In [1]:
from pyspark.sql import SparkSession

spark = SparkSession.builder.getOrCreate()
spark

In [2]:
DClass = spark  \
    .read   \
    .option("inferSchema", "true")  \
    .option("header", "true")   \
    .csv("./data/census.csv")


In [3]:
DReg = spark    \
    .read   \
    .option("inferSchema", "true")  \
    .option("header", "true")   \
    .csv("./data/insurance.csv")

# Classification

## Logistic Regression

In [4]:
from pyspark.ml.classification import LogisticRegression
from pyspark.ml.feature import RFormula

supervised = RFormula(formula="income ~ . + age + workclass + education + occupation + race + sex")

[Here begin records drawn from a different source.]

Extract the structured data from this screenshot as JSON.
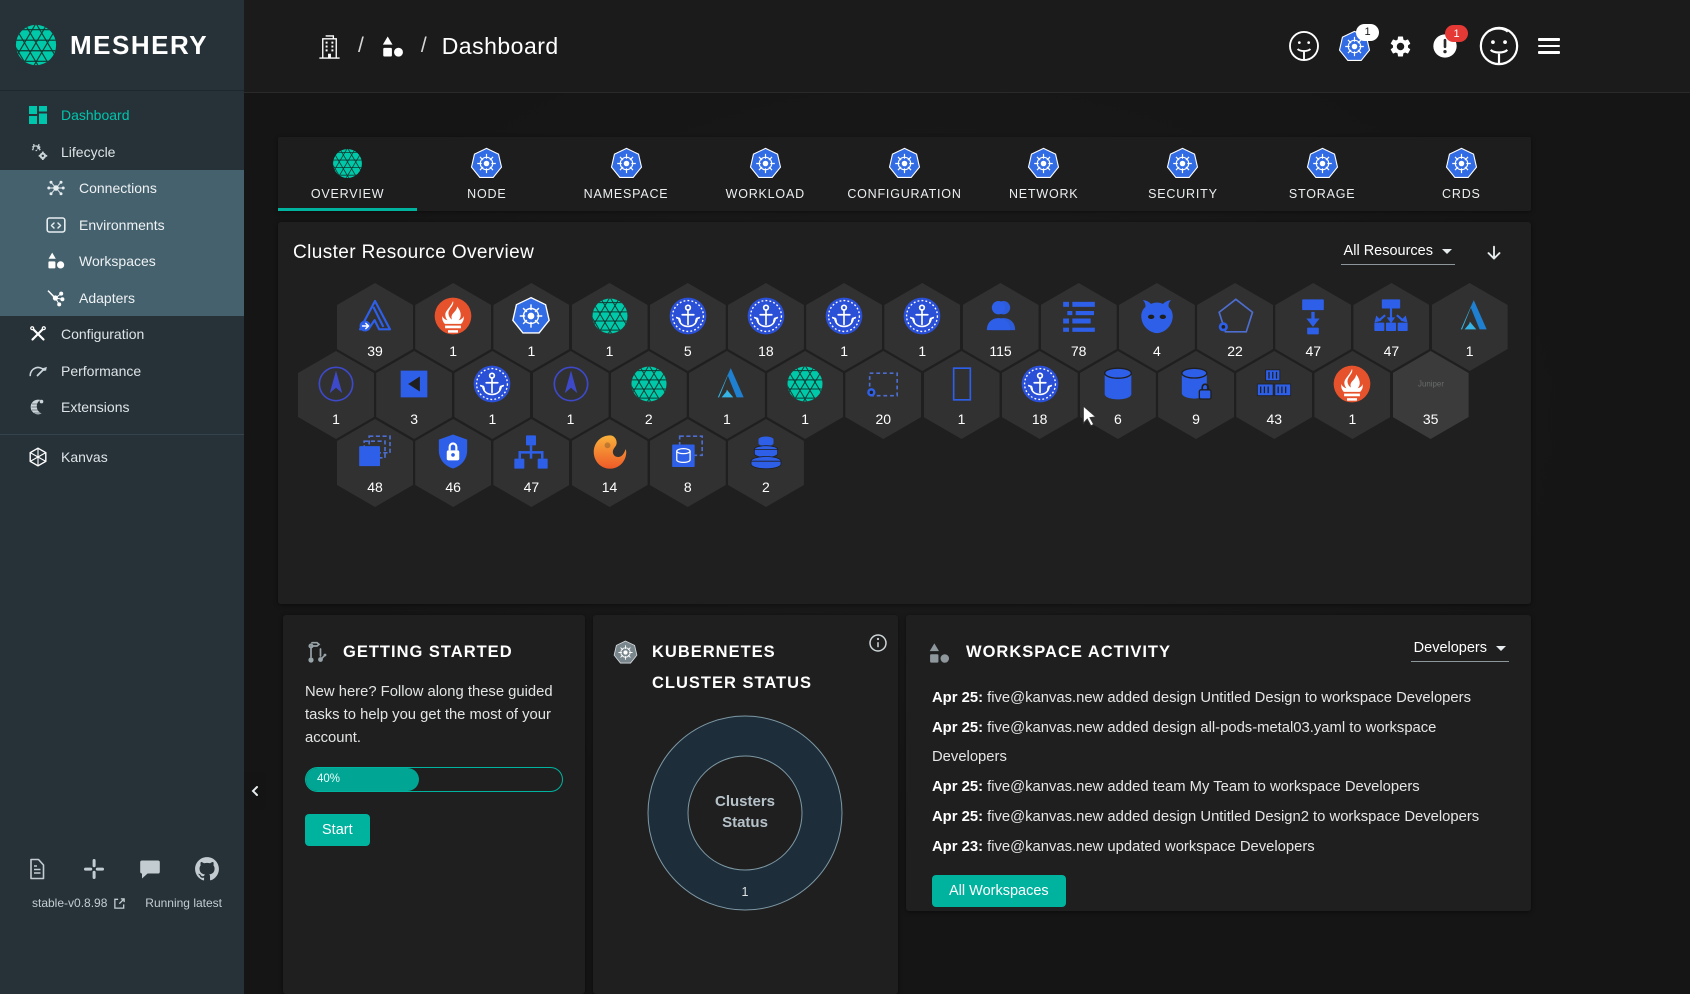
{
  "brand": {
    "name": "MESHERY"
  },
  "sidebar": {
    "items": [
      {
        "id": "dashboard",
        "label": "Dashboard",
        "icon": "dash",
        "active": true,
        "sub": false
      },
      {
        "id": "lifecycle",
        "label": "Lifecycle",
        "icon": "lifecycle",
        "active": false,
        "sub": false
      },
      {
        "id": "connections",
        "label": "Connections",
        "icon": "connections",
        "active": false,
        "sub": true
      },
      {
        "id": "environments",
        "label": "Environments",
        "icon": "environments",
        "active": false,
        "sub": true
      },
      {
        "id": "workspaces",
        "label": "Workspaces",
        "icon": "workspaces",
        "active": false,
        "sub": true
      },
      {
        "id": "adapters",
        "label": "Adapters",
        "icon": "adapters",
        "active": false,
        "sub": true
      },
      {
        "id": "configuration",
        "label": "Configuration",
        "icon": "configuration",
        "active": false,
        "sub": false
      },
      {
        "id": "performance",
        "label": "Performance",
        "icon": "performance",
        "active": false,
        "sub": false
      },
      {
        "id": "extensions",
        "label": "Extensions",
        "icon": "extensions",
        "active": false,
        "sub": false
      }
    ],
    "secondary": [
      {
        "id": "kanvas",
        "label": "Kanvas",
        "icon": "kanvas"
      }
    ],
    "footer": {
      "version": "stable-v0.8.98",
      "status": "Running latest"
    }
  },
  "header": {
    "breadcrumb_current": "Dashboard",
    "kubernetes_badge": "1",
    "alerts_badge": "1"
  },
  "tabs": [
    {
      "label": "OVERVIEW",
      "icon": "meshery",
      "active": true
    },
    {
      "label": "NODE",
      "icon": "kubernetes",
      "active": false
    },
    {
      "label": "NAMESPACE",
      "icon": "kubernetes",
      "active": false
    },
    {
      "label": "WORKLOAD",
      "icon": "kubernetes",
      "active": false
    },
    {
      "label": "CONFIGURATION",
      "icon": "kubernetes",
      "active": false
    },
    {
      "label": "NETWORK",
      "icon": "kubernetes",
      "active": false
    },
    {
      "label": "SECURITY",
      "icon": "kubernetes",
      "active": false
    },
    {
      "label": "STORAGE",
      "icon": "kubernetes",
      "active": false
    },
    {
      "label": "CRDS",
      "icon": "kubernetes",
      "active": false
    }
  ],
  "overview": {
    "title": "Cluster Resource Overview",
    "filter_label": "All Resources",
    "rows": [
      [
        {
          "icon": "peak",
          "count": "39"
        },
        {
          "icon": "prometheus",
          "count": "1"
        },
        {
          "icon": "kubernetes",
          "count": "1"
        },
        {
          "icon": "meshery",
          "count": "1"
        },
        {
          "icon": "anchor",
          "count": "5"
        },
        {
          "icon": "anchor",
          "count": "18"
        },
        {
          "icon": "anchor",
          "count": "1"
        },
        {
          "icon": "anchor",
          "count": "1"
        },
        {
          "icon": "user",
          "count": "115"
        },
        {
          "icon": "list",
          "count": "78"
        },
        {
          "icon": "daemon",
          "count": "4"
        },
        {
          "icon": "pentagon",
          "count": "22"
        },
        {
          "icon": "deploy",
          "count": "47"
        },
        {
          "icon": "sitemap",
          "count": "47"
        },
        {
          "icon": "azure",
          "count": "1"
        }
      ],
      [
        {
          "icon": "compass",
          "count": "1"
        },
        {
          "icon": "backsquare",
          "count": "3"
        },
        {
          "icon": "anchor",
          "count": "1"
        },
        {
          "icon": "compass",
          "count": "1"
        },
        {
          "icon": "meshery",
          "count": "2"
        },
        {
          "icon": "azure",
          "count": "1"
        },
        {
          "icon": "meshery",
          "count": "1"
        },
        {
          "icon": "dashedbox",
          "count": "20"
        },
        {
          "icon": "rectoutline",
          "count": "1"
        },
        {
          "icon": "anchor",
          "count": "18"
        },
        {
          "icon": "database",
          "count": "6"
        },
        {
          "icon": "databaselock",
          "count": "9"
        },
        {
          "icon": "containers",
          "count": "43"
        },
        {
          "icon": "prometheus",
          "count": "1"
        },
        {
          "icon": "juniper",
          "count": "35",
          "faded": true
        }
      ],
      [
        {
          "icon": "copies",
          "count": "48"
        },
        {
          "icon": "shieldlock",
          "count": "46"
        },
        {
          "icon": "flowtree",
          "count": "47"
        },
        {
          "icon": "grafana",
          "count": "14"
        },
        {
          "icon": "cubecopies",
          "count": "8"
        },
        {
          "icon": "discstack",
          "count": "2"
        }
      ]
    ]
  },
  "cards": {
    "getting_started": {
      "title": "GETTING STARTED",
      "body": "New here? Follow along these guided tasks to help you get the most of your account.",
      "progress_label": "40%",
      "progress_value": 40,
      "button": "Start"
    },
    "cluster_status": {
      "title": "KUBERNETES CLUSTER STATUS",
      "center_line1": "Clusters",
      "center_line2": "Status",
      "segment_count": "1"
    },
    "workspace_activity": {
      "title": "WORKSPACE ACTIVITY",
      "filter_label": "Developers",
      "button": "All Workspaces",
      "items": [
        {
          "date": "Apr 25",
          "text": "five@kanvas.new added design Untitled Design to workspace Developers"
        },
        {
          "date": "Apr 25",
          "text": "five@kanvas.new added design all-pods-metal03.yaml to workspace Developers"
        },
        {
          "date": "Apr 25",
          "text": "five@kanvas.new added team My Team to workspace Developers"
        },
        {
          "date": "Apr 25",
          "text": "five@kanvas.new added design Untitled Design2 to workspace Developers"
        },
        {
          "date": "Apr 23",
          "text": "five@kanvas.new updated workspace Developers"
        }
      ]
    }
  },
  "colors": {
    "accent": "#00B39F",
    "kubernetes_blue": "#326CE5",
    "icon_blue": "#2D5FE8",
    "prometheus_orange": "#E6522C",
    "grafana_orange": "#F46800",
    "sidebar_bg": "#263238",
    "sidebar_highlight": "#45616D"
  }
}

lr = LogisticRegression(maxIter=10, regParam=0.3, elasticNetParam=0.8)

In [5]:
fittedRF = supervised.fit(DClass)
preparedDF = fittedRF.transform(DClass)
preparedDF.show()

+---+-----------------+------------+-------------+-------------+--------------------+------------------+--------------+-------------------+-------+------------+------------+-------------+--------------+------+--------------------+-----+
|age|        workclass|final-weight|    education|education-num|      marital-status|        occupation|  relationship|               race|    sex|capital-gain|capital-loos|hour-per-week|native-country|income|            features|label|
+---+-----------------+------------+-------------+-------------+--------------------+------------------+--------------+-------------------+-------+------------+------------+-------------+--------------+------+--------------------+-----+
| 39|        State-gov|     77516.0|    Bachelors|         13.0|       Never-married|      Adm-clerical| Not-in-family|              White|   Male|      2174.0|         0.0|         40.0| United-States| <=50K|(100,[0,5,9,12,25...|  0.0|
| 50| Self-emp-not-inc|     83311.0|    Bachelors|  

In [6]:
lrModel = lr.fit(preparedDF)

In [7]:
# Print the coefficients and intercept for logistic regression
print("Coefficients: " + str(lrModel.coefficients))
print("Intercept: " + str(lrModel.intercept))

Coefficients: (100,[],[])
Intercept: -1.1482462553407051


In [8]:
mlr = LogisticRegression(maxIter=10, regParam=0.3, elasticNetParam=0.8, family="multinomial")
mlrModel = mlr.fit(preparedDF)

# Print the coefficients and intercepts for logistic regression with multinomial family
print("Multinomial coefficients: " + str(mlrModel.coefficientMatrix))
print("Multinomial intercepts: " + str(mlrModel.interceptVector))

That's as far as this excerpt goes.